Hay que saber que la importancia del sistema de pesos y contrapesos consiste en la salvaguarda de la estructura y existencia del Estado, además que controla a los actores políticos para anular cualquier intento de supremacía.
Esto lo vimos muchas veces durante la presidencia de Donald Trump, cuyas locuras y arrebatos fueron frenados por los congresistas estadunidenses. Ellos diseñaron este sistema con toda la intención de que sirviera para evitar los abusos de poder. Gracias a ello pudieron detener las iniciativas y decretos presidenciales por temas de impuestos, endeudamiento, determinación de aranceles punitivos, disposición de fondos para proyectos caprichosos, entre otros.
La tendencia absolutista que estamos viviendo hoy en México por eliminar los contrapesos, nada tiene que ver con las ganas de poner orden en las instituciones y en los organismos autónomos, a los que sin fundamentos el mandatario ha calificado de corruptas y mezquinas.

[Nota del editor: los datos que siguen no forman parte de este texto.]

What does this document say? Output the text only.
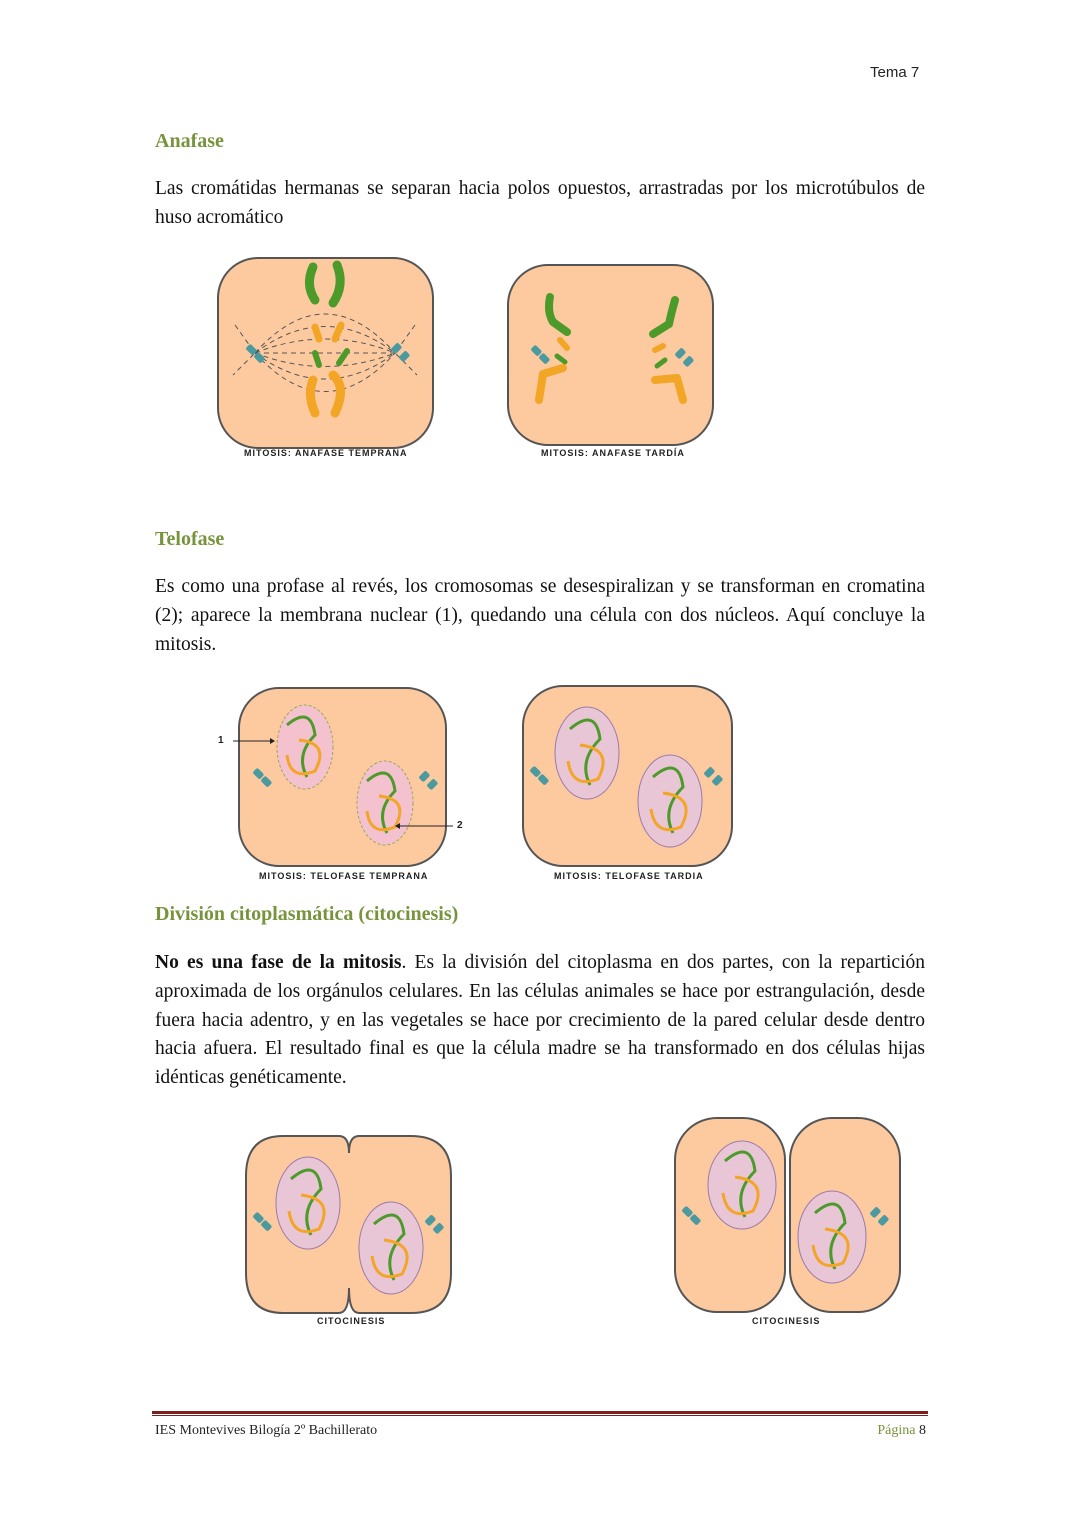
Tema 7
Anafase
Las cromátidas hermanas se separan hacia polos opuestos, arrastradas por los microtúbulos de huso acromático
MITOSIS: ANAFASE TEMPRANA	MITOSIS: ANAFASE TARDÍA
Telofase
Es como una profase al revés, los cromosomas se desespiralizan y se transforman en cromatina (2); aparece la membrana nuclear (1), quedando una célula con dos núcleos. Aquí concluye la mitosis.
1
2
MITOSIS: TELOFASE TEMPRANA	MITOSIS: TELOFASE TARDIA
División citoplasmática (citocinesis)
No es una fase de la mitosis. Es la división del citoplasma en dos partes, con la repartición aproximada de los orgánulos celulares. En las células animales se hace por estrangulación, desde fuera hacia adentro, y en las vegetales se hace por crecimiento de la pared celular desde dentro hacia afuera. El resultado final es que la célula madre se ha transformado en dos células hijas idénticas genéticamente.
CITOCINESIS	CITOCINESIS
IES Montevives Bilogía 2º Bachillerato	Página 8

La realidad es muy diferente. La eliminación o inhabilitación de un sistema de contrapesos lleva inevitablemente a la destrucción de la democracia, a la instauración de un gobierno totalitario fuera del marco de la ley y el orden constitucional.
Sólo para darnos cuenta del peligro que existe por la falta de equilibrios en el poder, está la enorme facilidad con que los legisladores afines al presidente de la República aprobaron el nombramiento de gente a modo en los organismos autónomos, para poder controlarlos; la cancelación de programas del llamado periodo neoliberal y la reducción del presupuesto a instituciones que no sirven a los propósitos presidenciales.
Asimismo, la ampliación de presupuestos a dependencias como Pemex y CFE, a proyectos como el Tren Maya y a los distintos programas que el mandatario usa para alimentar sus clientelas electorales. Sin olvidar la extensión del periodo del magistrado de la Suprema Corte de Justicia de la Nación.
Si los ciudadanos no toman consciencia de esta situación y de las consecuencias gravísimas que se crearían por no recuperar el contrapeso de la Cámara de Diputados, podríamos caer en una situación muy complicada, frente a un totalitarismo al que nadie desea regresar, pues ya lo vivimos a principios y finales del siglo antepasado y a finales del pasado.